TATT. Oh, pox, that was yesterday, miss, that was a great while ago, child. I have been asleep since; slept a whole night, and did not so much as dream of the matter.

MISS. Pshaw--oh, but I dreamt that it was so, though.

TATT. Ay, but your father will tell you that dreams come by contraries, child. Oh, fie; what, we must not love one another now. Pshaw, that would be a foolish thing indeed. Fie, fie, you're a woman now, and must think of a new man every morning and forget him every night. No, no, to marry is to be a child again, and play with the same rattle always. Oh, fie, marrying is a paw thing.

MISS. Well, but don't you love me as well as you did last night then?

TATT. No, no, child, you would not have me.

MISS. No? Yes, but I would, though.

TATT. Pshaw, but I tell you you would not. You forget you're a woman and don't know your own mind.

MISS. But here's my father, and he knows my mind.

SCENE V.[edit]

[To them] FORESIGHT.

FORE. O Mr Tattle, your servant, you are a close man; but methinks your love to my daughter was a secret I might have been trusted with. Or had you a mind to try if I could discover it by my art? Hum, ha! I think there is something in your physiognomy that has a resemblance of her; and the girl is like me.

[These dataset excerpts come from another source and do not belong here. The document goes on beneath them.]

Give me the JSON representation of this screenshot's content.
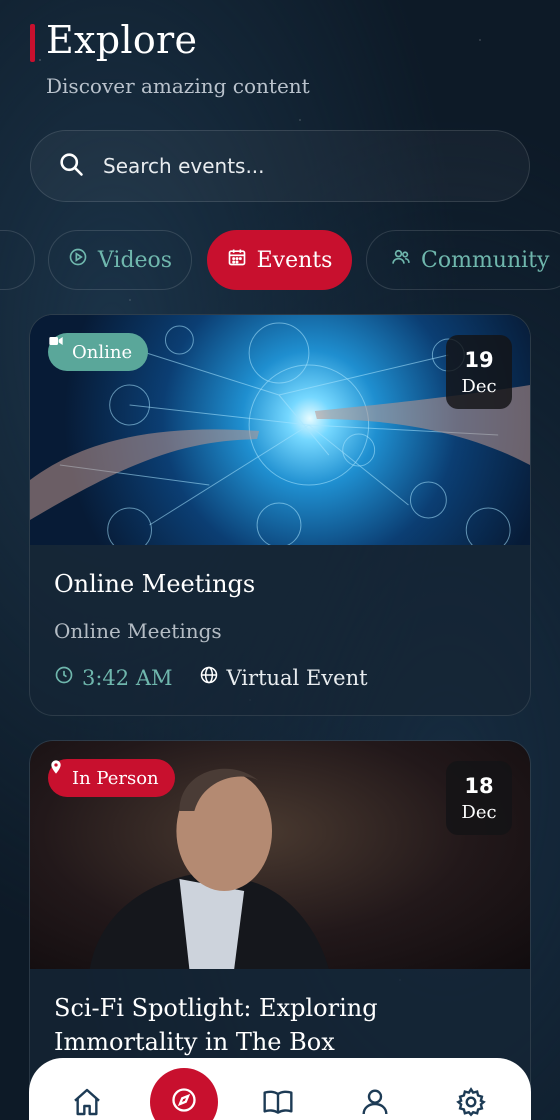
{
  "header": {
    "title": "Explore",
    "subtitle": "Discover amazing content"
  },
  "search": {
    "placeholder": "Search events..."
  },
  "tabs": [
    {
      "label": "Videos",
      "icon": "play-circle-icon",
      "active": false
    },
    {
      "label": "Events",
      "icon": "calendar-icon",
      "active": true
    },
    {
      "label": "Community",
      "icon": "users-icon",
      "active": false
    }
  ],
  "events": [
    {
      "badge": "Online",
      "badge_icon": "video-camera-icon",
      "day": "19",
      "month": "Dec",
      "title": "Online Meetings",
      "category": "Online Meetings",
      "time": "3:42 AM",
      "location": "Virtual Event"
    },
    {
      "badge": "In Person",
      "badge_icon": "map-pin-icon",
      "day": "18",
      "month": "Dec",
      "title": "Sci-Fi Spotlight: Exploring Immortality in The Box"
    }
  ],
  "nav": {
    "items": [
      "home-icon",
      "compass-icon",
      "book-icon",
      "user-icon",
      "settings-icon"
    ],
    "active": "compass-icon"
  },
  "colors": {
    "accent": "#c8102e",
    "teal": "#6fb7ad",
    "background": "#0d1a27"
  }
}
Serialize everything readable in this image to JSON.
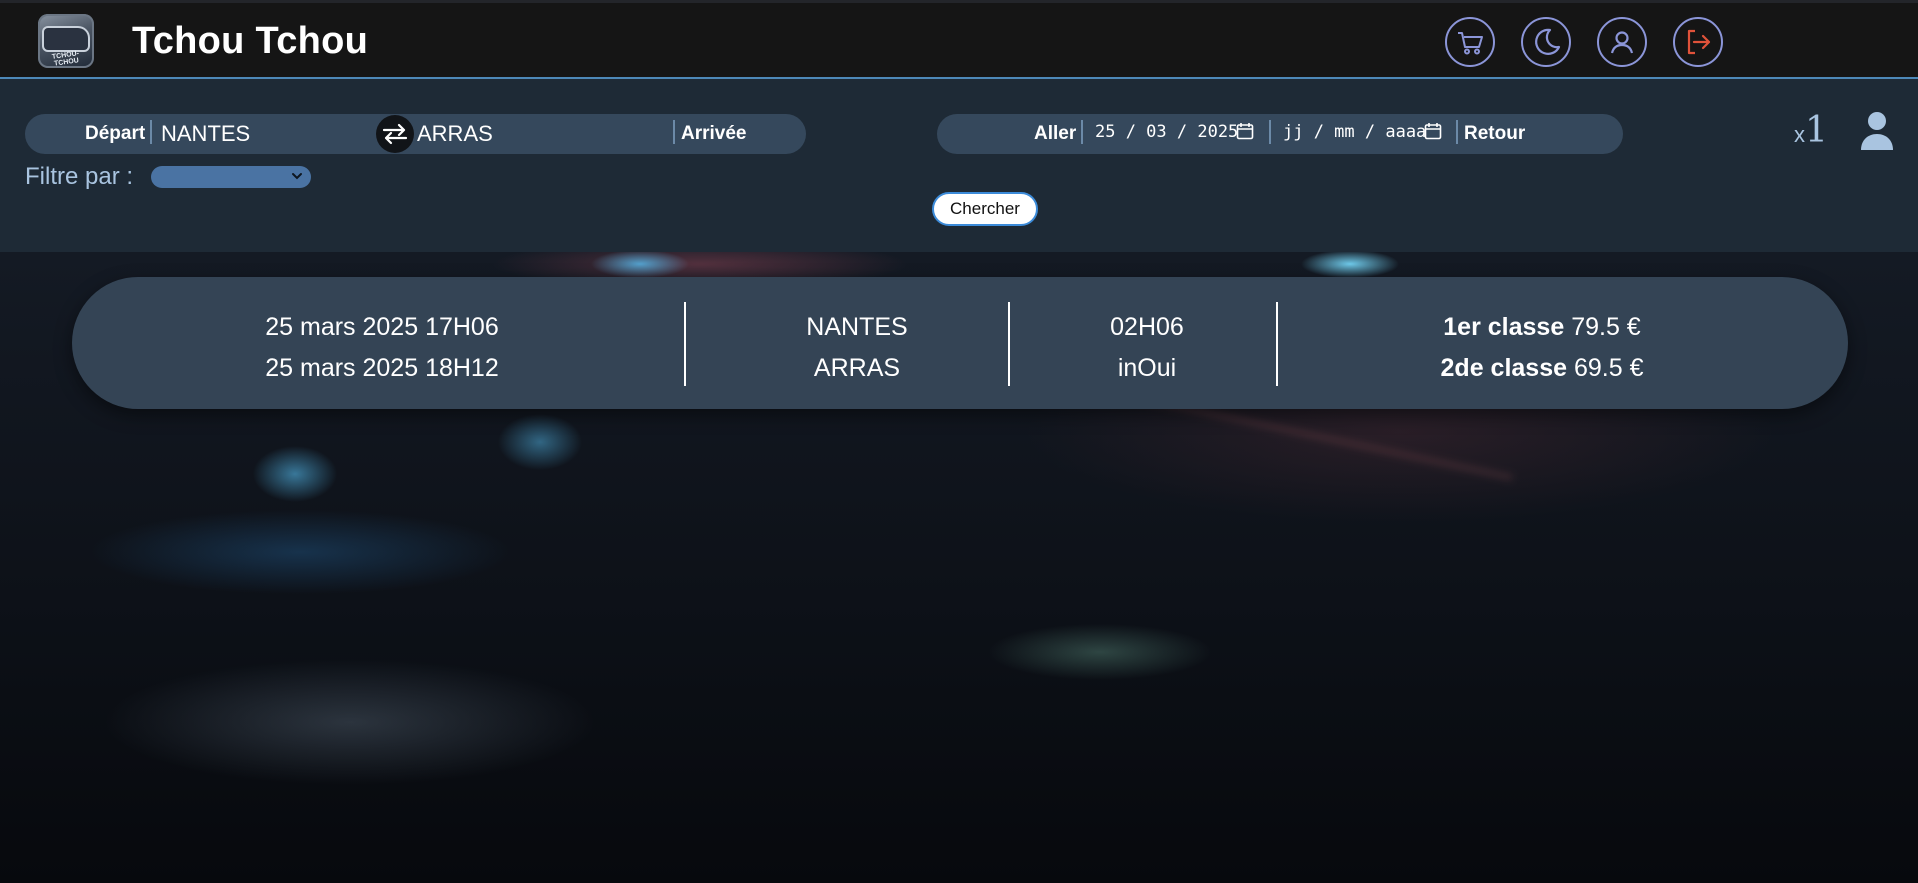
{
  "header": {
    "logo_text": "TCHOU-TCHOU",
    "title": "Tchou Tchou",
    "icons": [
      "cart-icon",
      "moon-icon",
      "user-icon",
      "logout-icon"
    ]
  },
  "search": {
    "depart_label": "Départ",
    "depart_value": "NANTES",
    "arrival_label": "Arrivée",
    "arrival_value": "ARRAS",
    "aller_label": "Aller",
    "aller_date": "25 / 03 / 2025",
    "retour_label": "Retour",
    "retour_placeholder": "jj / mm / aaaa",
    "passenger_prefix": "x",
    "passenger_count": "1",
    "filter_label": "Filtre par :",
    "filter_selected": "",
    "search_button": "Chercher"
  },
  "result": {
    "departure_datetime": "25 mars 2025 17H06",
    "arrival_datetime": "25 mars 2025 18H12",
    "origin": "NANTES",
    "destination": "ARRAS",
    "duration": "02H06",
    "train_type": "inOui",
    "first_class_label": "1er classe",
    "first_class_price": "79.5 €",
    "second_class_label": "2de classe",
    "second_class_price": "69.5 €"
  },
  "colors": {
    "header_bg": "#151515",
    "header_border": "#4d88b8",
    "search_bg": "#1e2a36",
    "pill_bg": "#35485c",
    "card_bg": "#344455",
    "icon_ring": "#8b95d8",
    "logout_accent": "#e0523a",
    "filter_select": "#4a73a3"
  }
}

TATT. And so you would infer that you and I are alike? What does the old prig mean? I'll banter him, and laugh at him, and leave him. [Aside.] I fancy you have a wrong notion of faces.

FORE. How? What? A wrong notion? How so?

TATT. In the way of art: I have some taking features, not obvious to vulgar eyes, that are indications of a sudden turn of good fortune in the lottery of wives, and promise a great beauty and great fortune reserved alone for me, by a private intrigue of destiny, kept secret from the piercing eye of perspicuity, from all astrologers, and the stars themselves.

FORE. How! I will make it appear that what you say is impossible.

TATT. Sir, I beg your pardon, I'm in haste -

FORE. For what?

TATT. To be married, sir, married.

FORE. Ay, but pray take me along with you, sir -

TATT. No, sir; 'tis to be done privately. I never make confidants.

FORE. Well, but my consent, I mean. You won't marry my daughter without my consent?

TATT. Who? I, sir? I'm an absolute stranger to you and your daughter, sir.

FORE. Hey day! What time of the moon is this?

TATT. Very true, sir, and desire to continue so. I have no more love for your daughter than I have likeness of you, and I have a secret in my heart which you would be glad to know and shan't know, and yet you shall know it, too, and be sorry for't afterwards. I'd have you to know, sir, that I am as knowing as the stars, and as secret as the night. And I'm going to be married just now, yet did not know of it half an hour ago; and the lady stays for me, and does not know of it yet. There's a mystery for you: I know you love to untie difficulties. Or, if you can't solve this, stay here a quarter of an hour, and I'll come and explain it to you.

SCENE VI.[edit]


MISS. O father, why will you let him go? Won't you make him to be my husband?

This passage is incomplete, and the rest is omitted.